A Qur'an like this one would probably have been crafted among one of the several Muslim religious and intellectual hubs in Ming China, perhaps even in Nanjing itself, then the centre of Muslim learning and, together with Beijing, one of the two capitals of the Ming. Despite new restrictions placed on Muslim communities after the fall of the Yuan, during the Ming period several important Chinese military officials and generals were Muslims; the Zhengde Emperor (1491-1521), who reigned during the completion of this manuscript, had numerous Muslim advisors at his court and collected several items of porcelain decorated with Islamic calligraphy. Indeed, this era saw perhaps the most famous Chinese Muslim of all: Zheng He (1371-1433/35 CE), confidant of emperors, admiral, explorer, diplomat, and court eunuch. Zheng He headed seven Ming Treasure Voyages which reached as far as the Arabian Gulf (where he stopped in Hormuz) and the Red Sea, to Mecca and Medina.
Stamped with a multilingual mix of both Chinese and crescent-shaped Arabic ownership seals, this manuscript is a beautiful example of the unique Muslim culture and achievements of the Ming period, and an important piece of Muslim history.
1) 19th century Chinese collector's stamp "Wu Chang" (?).
2) Slightly later Arabic stamp of Muhammad 'Abd al-Hakim below a crescent stamp reading "Peace be upon you".

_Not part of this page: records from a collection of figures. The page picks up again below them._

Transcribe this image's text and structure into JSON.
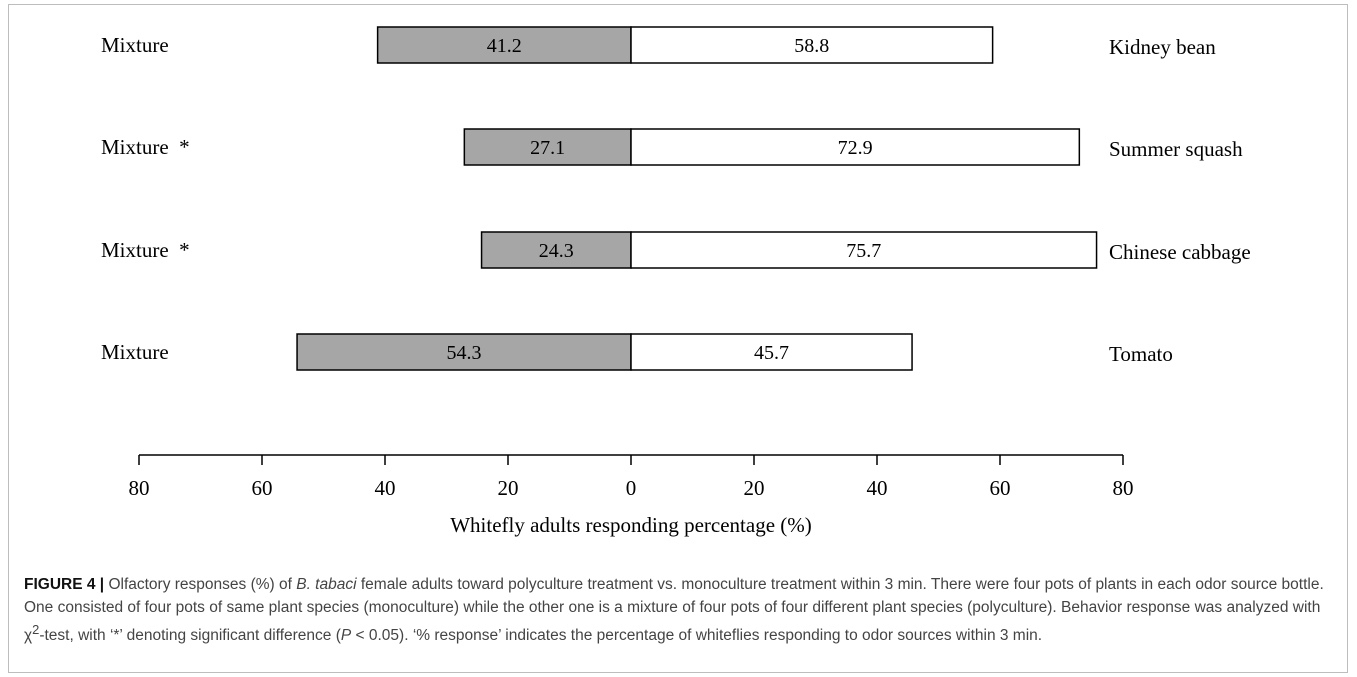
{
  "chart_data": {
    "type": "bar",
    "orientation": "horizontal-diverging",
    "categories": [
      "Kidney bean",
      "Summer squash",
      "Chinese cabbage",
      "Tomato"
    ],
    "series": [
      {
        "name": "Mixture",
        "values": [
          41.2,
          27.1,
          24.3,
          54.3
        ],
        "color": "#a6a6a6",
        "direction": "left"
      },
      {
        "name": "Monoculture",
        "values": [
          58.8,
          72.9,
          75.7,
          45.7
        ],
        "color": "#ffffff",
        "direction": "right"
      }
    ],
    "left_labels": [
      "Mixture",
      "Mixture  *",
      "Mixture  *",
      "Mixture"
    ],
    "xlim": [
      -80,
      80
    ],
    "ticks": [
      -80,
      -60,
      -40,
      -20,
      0,
      20,
      40,
      60,
      80
    ],
    "tick_labels": [
      "80",
      "60",
      "40",
      "20",
      "0",
      "20",
      "40",
      "60",
      "80"
    ],
    "xlabel": "Whitefly adults responding percentage (%)",
    "grid": false
  },
  "caption": {
    "label": "FIGURE 4 |",
    "t1": " Olfactory responses (%) of ",
    "species": "B. tabaci",
    "t2": " female adults toward polyculture treatment vs. monoculture treatment within 3 min. There were four pots of plants in each odor source bottle. One consisted of four pots of same plant species (monoculture) while the other one is a mixture of four pots of four different plant species (polyculture). Behavior response was analyzed with χ",
    "sup": "2",
    "t3": "-test, with ‘*’ denoting significant difference (",
    "p": "P",
    "t4": " < 0.05). ‘% response’ indicates the percentage of whiteflies responding to odor sources within 3 min."
  }
}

3) Dutch private collection.
4to (180 x 230 mm). 270 ff. Arabic manuscript on paper. 15 lines of elegant black naskh script with diacritics and vowels in red, surah headings in red ink, verse markers in red ink, written space ruled in red. Opens and closes with 2 double-page 'unwans glittering with gold on fields of red, lilac, and green decorating surahs al-Falaq and al-Nas. Alongside these are 3 full-page illuminations of large decorative roundels, each bordered in a rectangle of gold with bold gold calligraphy and foliated borders in brightly painted Chinese-style designs: undulating clouds, and blooming lotus and camellias. Illuminated titles and marginal medallions throughout. Bound in contemporary full leather elaborately ruled in blind, with patterned borders and medallions, including fore-edge flap (rebacked with modern spine). Housed in custom brown cloth case.
Binding professionally rebacked, spine replaced; a few subtle paper repairs, generally merely against edgewear. Marginal toning and a few small spots of soiling, altogether in very good condition.